The new initiative, called the Building Hope Fund, was unveiled by Oregon Community Foundation President and CEO Lisa Mensah. The fund is designed to provide flexible loans to developers building homes and rental housing for middle-income Oregonians, with a goal of helping finance 10,000 new housing units over the next decade.
According to the foundation, Oregon is currently producing only about half of the estimated 30,000 housing units needed annually to meet demand, with the shortage particularly severe for middle-income residents.
“We hear it from business owners all the time: Jobs are sitting empty, and opportunities are unrealized because working families cannot find housing,” Mensah said. “We will invest in housing for middle-income Oregonians — restaurant servers, bartenders, nurses, small business owners, construction workers, teachers — and offer reasonable loans to developers so they can get busy building.”
The Building Hope Fund represents an expansion of the foundation’s use of impact investing, which allows charitable organizations to use investment capital alongside traditional grantmaking to address major community challenges.
Mensah said the foundation intends for the initial $100 million investment to attract additional participation from investors, businesses, donors, foundations and financial institutions to expand the fund’s reach in both rural and urban communities.

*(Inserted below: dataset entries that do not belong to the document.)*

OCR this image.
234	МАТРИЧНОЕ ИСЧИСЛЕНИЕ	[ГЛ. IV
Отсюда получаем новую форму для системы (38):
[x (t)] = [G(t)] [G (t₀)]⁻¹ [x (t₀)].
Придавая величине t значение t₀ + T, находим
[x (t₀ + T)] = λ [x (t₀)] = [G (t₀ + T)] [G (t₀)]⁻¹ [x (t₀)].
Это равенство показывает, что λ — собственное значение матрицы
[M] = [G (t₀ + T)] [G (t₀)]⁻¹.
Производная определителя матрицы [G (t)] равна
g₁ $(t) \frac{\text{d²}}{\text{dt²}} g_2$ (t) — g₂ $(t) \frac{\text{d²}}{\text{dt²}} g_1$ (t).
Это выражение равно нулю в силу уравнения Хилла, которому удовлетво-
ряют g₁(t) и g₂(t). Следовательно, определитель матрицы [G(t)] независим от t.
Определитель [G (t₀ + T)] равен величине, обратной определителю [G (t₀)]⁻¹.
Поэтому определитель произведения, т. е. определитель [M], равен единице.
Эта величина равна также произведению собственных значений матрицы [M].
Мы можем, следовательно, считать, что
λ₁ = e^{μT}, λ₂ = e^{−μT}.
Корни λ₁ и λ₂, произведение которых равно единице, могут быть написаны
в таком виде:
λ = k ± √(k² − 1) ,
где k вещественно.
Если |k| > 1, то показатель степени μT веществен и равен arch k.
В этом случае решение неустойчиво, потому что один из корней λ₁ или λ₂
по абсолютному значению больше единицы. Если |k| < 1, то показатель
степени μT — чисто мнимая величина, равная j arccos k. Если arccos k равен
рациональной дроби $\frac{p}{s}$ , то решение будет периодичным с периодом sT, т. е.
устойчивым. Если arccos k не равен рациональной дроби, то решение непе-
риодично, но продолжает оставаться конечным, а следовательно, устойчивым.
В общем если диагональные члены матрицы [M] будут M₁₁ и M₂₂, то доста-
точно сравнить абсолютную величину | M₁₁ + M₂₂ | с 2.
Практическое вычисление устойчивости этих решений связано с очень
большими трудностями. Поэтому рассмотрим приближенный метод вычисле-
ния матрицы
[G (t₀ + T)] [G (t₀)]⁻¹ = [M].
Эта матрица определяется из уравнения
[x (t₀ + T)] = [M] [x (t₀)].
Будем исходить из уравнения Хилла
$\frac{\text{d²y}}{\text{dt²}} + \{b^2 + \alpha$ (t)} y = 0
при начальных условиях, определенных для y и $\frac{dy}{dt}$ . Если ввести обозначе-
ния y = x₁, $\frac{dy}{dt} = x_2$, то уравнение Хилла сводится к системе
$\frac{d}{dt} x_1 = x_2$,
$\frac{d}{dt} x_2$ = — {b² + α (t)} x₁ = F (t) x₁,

Home builders across Oregon say the financing gap for middle-income housing has made many projects difficult to complete.

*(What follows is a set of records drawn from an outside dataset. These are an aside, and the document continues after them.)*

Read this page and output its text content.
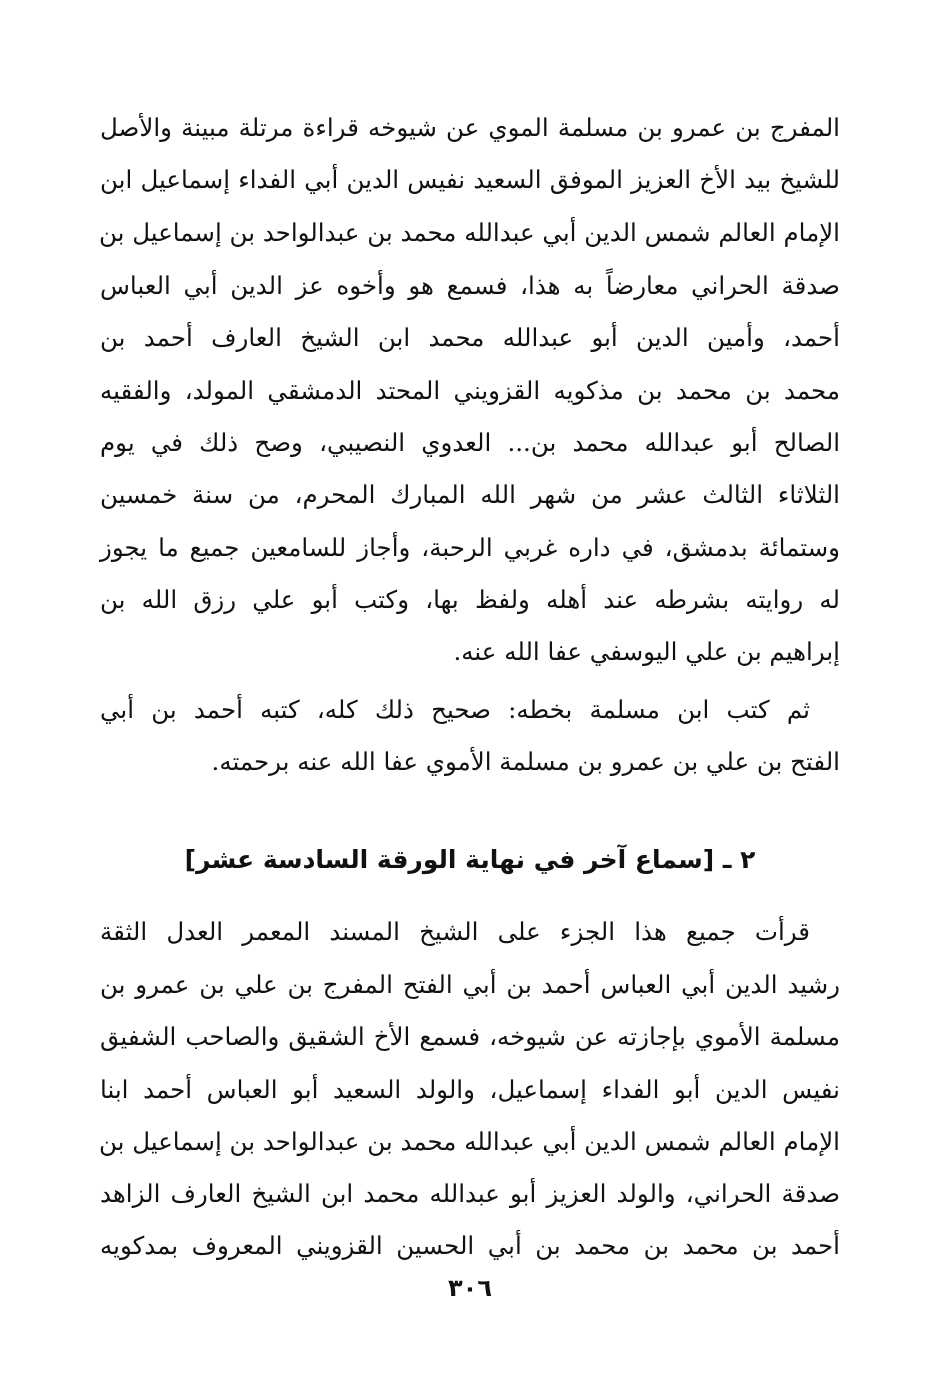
المفرج بن عمرو بن مسلمة الموي عن شيوخه قراءة مرتلة مبينة والأصل
للشيخ بيد الأخ العزيز الموفق السعيد نفيس الدين أبي الفداء إسماعيل ابن
الإمام العالم شمس الدين أبي عبدالله محمد بن عبدالواحد بن إسماعيل بن
صدقة الحراني معارضاً به هذا، فسمع هو وأخوه عز الدين أبي العباس
أحمد، وأمين الدين أبو عبدالله محمد ابن الشيخ العارف أحمد بن
محمد بن محمد بن مذكويه القزويني المحتد الدمشقي المولد، والفقيه
الصالح أبو عبدالله محمد بن... العدوي النصيبي، وصح ذلك في يوم
الثلاثاء الثالث عشر من شهر الله المبارك المحرم، من سنة خمسين
وستمائة بدمشق، في داره غربي الرحبة، وأجاز للسامعين جميع ما يجوز
له روايته بشرطه عند أهله ولفظ بها، وكتب أبو علي رزق الله بن
إبراهيم بن علي اليوسفي عفا الله عنه.
ثم كتب ابن مسلمة بخطه: صحيح ذلك كله، كتبه أحمد بن أبي
الفتح بن علي بن عمرو بن مسلمة الأموي عفا الله عنه برحمته.
٢ ـ [سماع آخر في نهاية الورقة السادسة عشر]
قرأت جميع هذا الجزء على الشيخ المسند المعمر العدل الثقة
رشيد الدين أبي العباس أحمد بن أبي الفتح المفرج بن علي بن عمرو بن
مسلمة الأموي بإجازته عن شيوخه، فسمع الأخ الشقيق والصاحب الشفيق
نفيس الدين أبو الفداء إسماعيل، والولد السعيد أبو العباس أحمد ابنا
الإمام العالم شمس الدين أبي عبدالله محمد بن عبدالواحد بن إسماعيل بن
صدقة الحراني، والولد العزيز أبو عبدالله محمد ابن الشيخ العارف الزاهد
أحمد بن محمد بن محمد بن أبي الحسين القزويني المعروف بمدكويه
٣٠٦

“There’s a reason they call it the ‘missing middle,’” said Anna Mackay of Shortstack, a Portland-area home builder. “Private capital builds market-rate housing; public funding supports deeply affordable homes. But middle-income housing falls through the gap.”

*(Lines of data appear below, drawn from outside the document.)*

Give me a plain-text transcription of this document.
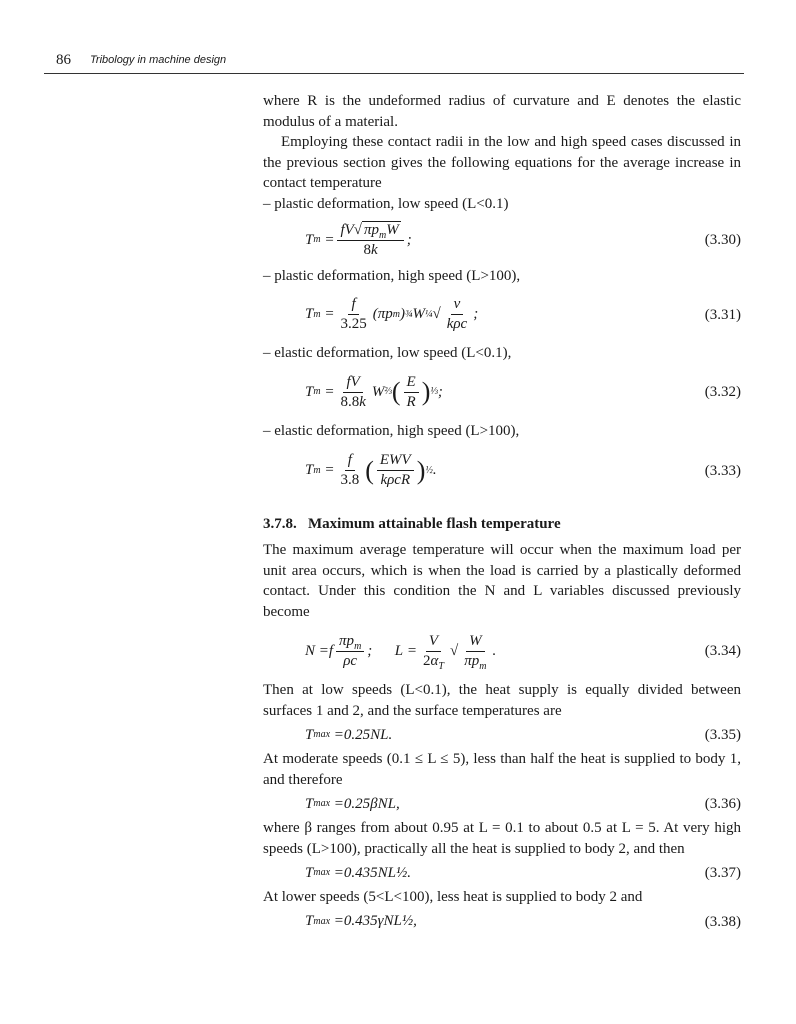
86 Tribology in machine design

where R is the undeformed radius of curvature and E denotes the elastic modulus of a material.

Employing these contact radii in the low and high speed cases discussed in the previous section gives the following equations for the average increase in contact temperature

– plastic deformation, low speed (L<0.1)

T $m = \frac{fV√ \pi p_mW}{8k}$ ;	(3.30)

– plastic deformation, high speed (L>100),

T $m = \frac{f}{3.25} (\pi p$ m ) ¾ W ¼ √ $\frac{v}{\text{kρc}}$ ;	(3.31)

– elastic deformation, low speed (L<0.1),

T $m = \frac{fV}{8.8k}$ W ⅔ ( $\frac{E}{R}$ ) ⅓ ;	(3.32)

– elastic deformation, high speed (L>100),

T $m = \frac{f}{3.8}$ ( $\frac{\text{EWV}}{\text{kρcR}}$ ) ½ .	(3.33)
3.7.8. Maximum attainable flash temperature

The maximum average temperature will occur when the maximum load per unit area occurs, which is when the load is carried by a plastically deformed contact. Under this condition the N and L variables discussed previously become

$N =f \frac{\pi p_m}{\rho c}$ ;      $L = \frac{V}{2\alpha_T}$ √ $\frac{W}{\pi p_m}$ .	(3.34)

Then at low speeds (L<0.1), the heat supply is equally divided between surfaces 1 and 2, and the surface temperatures are

T max
=0.25NL.	(3.35)

At moderate speeds (0.1 ≤ L ≤ 5), less than half the heat is supplied to body 1, and therefore

T max
=0.25βNL,	(3.36)

where β ranges from about 0.95 at L = 0.1 to about 0.5 at L = 5. At very high speeds (L>100), practically all the heat is supplied to body 2, and then

T max
=0.435NL½.	(3.37)

At lower speeds (5<L<100), less heat is supplied to body 2 and

T max
=0.435γNL½,	(3.38)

Mackay said builders often must combine numerous funding sources to move a single project forward and described the Building Hope Fund as a major step toward increasing housing production.
In Eastern Oregon, Union County homebuilder Gust Tsiatsos said rural communities are frequently overlooked by large-scale housing developers due to lower incomes and tighter profit margins.
“We would like to reward and serve our working population by building more homes they can afford,” Tsiatsos said.
He noted that proposed housing developments in La Grande, Baker City and Ontario totaling 67 homes remain stalled because of financing challenges.
“Eight years ago, I could build for around $125 a square foot, and now we’re pushing $400 a square foot,” Tsiatsos said. “Affordable financing is one of the biggest challenges.”
The Oregon Community Foundation highlighted its previous housing-related work, including Project Turnkey, a statewide initiative launched after the 2020 pandemic and wildfire disasters. The program distributed $125 million in grants to convert motels into emergency shelters and transitional housing, increasing Oregon’s year-round shelter bed capacity by 30%.
The foundation will also continue operating the Oregon Impact Fund, a $33 million initiative that provides loans to nonprofit organizations, tribal enterprises and for-profit ventures focused on affordable housing, health care access, education and economic development in underserved communities.
The Building Hope Fund is not yet accepting loan applications, but Oregon Community Foundation said more information for developers is expected in the coming months.
Founded in 1973, Oregon Community Foundation distributes more than $200 million annually in grants and scholarships throughout Oregon.